The model we currently support is bge-reranker-v2-m3, an open source model, and we will be adding more over time. In general, rerank models are trained to accept a query and set of documents as inputs, and identify which documents are most similar to the query.

For example, usage of a Rerank model in a retrieval flow would typically look like this, where you cast a wider net in the vector search, and then use a rerank model to refine:

  1. Embed query
  2. Run vector search for query with a somewhat larger top_k than usual. (For example, if current top_k is 10, maybe now use top_k=25, or top_k=50, etc.)
  3. Pass query and all 25 documents to a reranking model
  4. You can set a top_n for the rerank search, so set this to 10.
  5. Results come back with the 10-most closely matching documents, in order.

Hope this helps!

It is definitely helping I would check it today.

Few more questions please:

  1. As far as I understand this API still on alpha/beta mode, when do you think it will officially released?
  2. Does invoking this API may cost additional charges?
  3. May I bring minimal score or threshold score, so the re-rank will provide only results above the provided threshold? I will give an example for the bikes. Assuming we have the same “corpus” of “women bikes” and “kids bikes” and I’d like to query for “mountain bikes” in this case the re-rank API returns these two documents:

*. Kids bikes - score of 0.12890334
*. Women bikes - score of 0.11952913

We can see these scores are pretty low, so I would like to re-rank API to return only the ones above 0.5 score (as an example)
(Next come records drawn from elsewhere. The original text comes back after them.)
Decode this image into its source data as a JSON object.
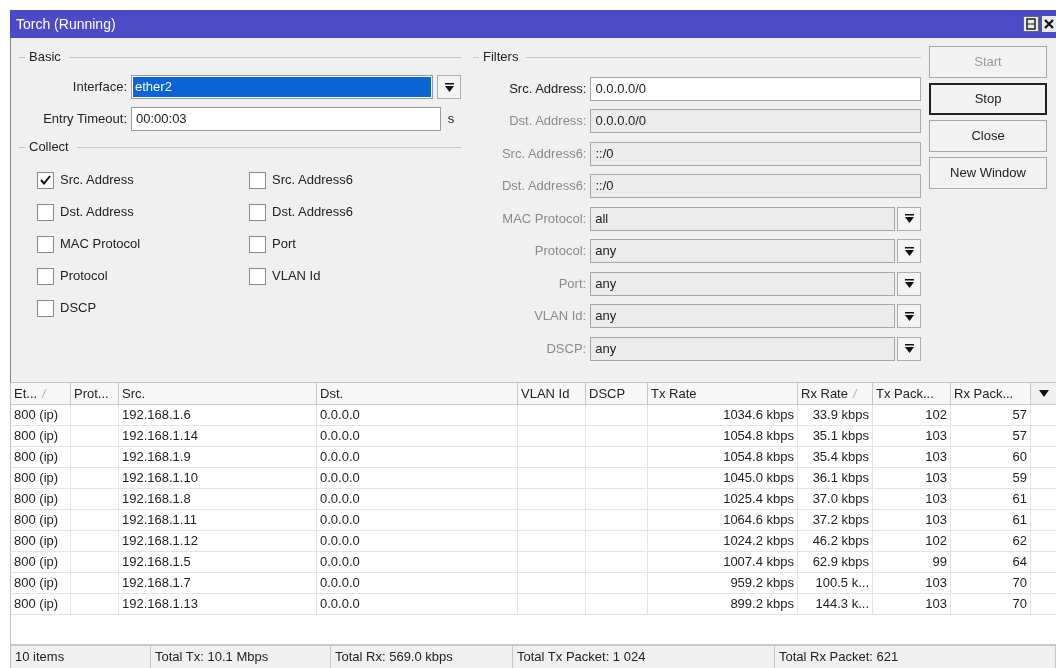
{
  "window": {
    "title": "Torch (Running)"
  },
  "basic": {
    "title": "Basic",
    "interface": {
      "label": "Interface:",
      "value": "ether2",
      "selected": true
    },
    "entry_timeout": {
      "label": "Entry Timeout:",
      "value": "00:00:03",
      "unit": "s"
    }
  },
  "collect": {
    "title": "Collect",
    "items": [
      {
        "label": "Src. Address",
        "checked": true
      },
      {
        "label": "Dst. Address",
        "checked": false
      },
      {
        "label": "MAC Protocol",
        "checked": false
      },
      {
        "label": "Protocol",
        "checked": false
      },
      {
        "label": "DSCP",
        "checked": false
      },
      {
        "label": "Src. Address6",
        "checked": false
      },
      {
        "label": "Dst. Address6",
        "checked": false
      },
      {
        "label": "Port",
        "checked": false
      },
      {
        "label": "VLAN Id",
        "checked": false
      }
    ]
  },
  "filters": {
    "title": "Filters",
    "fields": [
      {
        "label": "Src. Address:",
        "value": "0.0.0.0/0",
        "kind": "text",
        "disabled": false
      },
      {
        "label": "Dst. Address:",
        "value": "0.0.0.0/0",
        "kind": "text",
        "disabled": true
      },
      {
        "label": "Src. Address6:",
        "value": "::/0",
        "kind": "text",
        "disabled": true
      },
      {
        "label": "Dst. Address6:",
        "value": "::/0",
        "kind": "text",
        "disabled": true
      },
      {
        "label": "MAC Protocol:",
        "value": "all",
        "kind": "dropdown",
        "disabled": true
      },
      {
        "label": "Protocol:",
        "value": "any",
        "kind": "dropdown",
        "disabled": true
      },
      {
        "label": "Port:",
        "value": "any",
        "kind": "dropdown",
        "disabled": true
      },
      {
        "label": "VLAN Id:",
        "value": "any",
        "kind": "dropdown",
        "disabled": true
      },
      {
        "label": "DSCP:",
        "value": "any",
        "kind": "dropdown",
        "disabled": true
      }
    ]
  },
  "buttons": [
    {
      "label": "Start",
      "disabled": true,
      "default": false
    },
    {
      "label": "Stop",
      "disabled": false,
      "default": true
    },
    {
      "label": "Close",
      "disabled": false,
      "default": false
    },
    {
      "label": "New Window",
      "disabled": false,
      "default": false
    }
  ],
  "table": {
    "columns": [
      {
        "label": "Et...",
        "sorted": true
      },
      {
        "label": "Prot...",
        "sorted": false
      },
      {
        "label": "Src.",
        "sorted": false
      },
      {
        "label": "Dst.",
        "sorted": false
      },
      {
        "label": "VLAN Id",
        "sorted": false
      },
      {
        "label": "DSCP",
        "sorted": false
      },
      {
        "label": "Tx Rate",
        "sorted": false
      },
      {
        "label": "Rx Rate",
        "sorted": true
      },
      {
        "label": "Tx Pack...",
        "sorted": false
      },
      {
        "label": "Rx Pack...",
        "sorted": false
      }
    ],
    "rows": [
      [
        "800 (ip)",
        "",
        "192.168.1.6",
        "0.0.0.0",
        "",
        "",
        "1034.6 kbps",
        "33.9 kbps",
        "102",
        "57"
      ],
      [
        "800 (ip)",
        "",
        "192.168.1.14",
        "0.0.0.0",
        "",
        "",
        "1054.8 kbps",
        "35.1 kbps",
        "103",
        "57"
      ],
      [
        "800 (ip)",
        "",
        "192.168.1.9",
        "0.0.0.0",
        "",
        "",
        "1054.8 kbps",
        "35.4 kbps",
        "103",
        "60"
      ],
      [
        "800 (ip)",
        "",
        "192.168.1.10",
        "0.0.0.0",
        "",
        "",
        "1045.0 kbps",
        "36.1 kbps",
        "103",
        "59"
      ],
      [
        "800 (ip)",
        "",
        "192.168.1.8",
        "0.0.0.0",
        "",
        "",
        "1025.4 kbps",
        "37.0 kbps",
        "103",
        "61"
      ],
      [
        "800 (ip)",
        "",
        "192.168.1.11",
        "0.0.0.0",
        "",
        "",
        "1064.6 kbps",
        "37.2 kbps",
        "103",
        "61"
      ],
      [
        "800 (ip)",
        "",
        "192.168.1.12",
        "0.0.0.0",
        "",
        "",
        "1024.2 kbps",
        "46.2 kbps",
        "102",
        "62"
      ],
      [
        "800 (ip)",
        "",
        "192.168.1.5",
        "0.0.0.0",
        "",
        "",
        "1007.4 kbps",
        "62.9 kbps",
        "99",
        "64"
      ],
      [
        "800 (ip)",
        "",
        "192.168.1.7",
        "0.0.0.0",
        "",
        "",
        "959.2 kbps",
        "100.5 k...",
        "103",
        "70"
      ],
      [
        "800 (ip)",
        "",
        "192.168.1.13",
        "0.0.0.0",
        "",
        "",
        "899.2 kbps",
        "144.3 k...",
        "103",
        "70"
      ]
    ]
  },
  "status_bar": [
    "10 items",
    "Total Tx: 10.1 Mbps",
    "Total Rx: 569.0 kbps",
    "Total Tx Packet: 1 024",
    "Total Rx Packet: 621"
  ]
}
Of course everything can be done applicative wise, I just wonder if it’s something on your backlog.

Thanks

Thanks

Hi @falkor, great questions!

  1. We’re targeting a Public Preview release later this week. What that means is that it will be available and you can use it, but we do not yet recommend using it for production work loads. We are targeting GA or “General Availability” sometime this fall. You can read more about our feature availability labels here: Feature availability - Pinecone Docs
  2. This will be a paid offering, but is currently available in the free tier until the end of August. We’re still finalizing the pricing
  3. We don’t currently support a score threshold, but we can consider that for a future enhancement. In the meantime you would need to do score filtering in your application.

I’ll update this thread when we publish docs and other API information. Thanks for giving it a look!

Cheers!
Silas

1 Like

Rerank officially launches into Public Preview today!

1 Like

Thanks @silas highly appreciated

Do you have estimation when the js sdk for rerank will be released?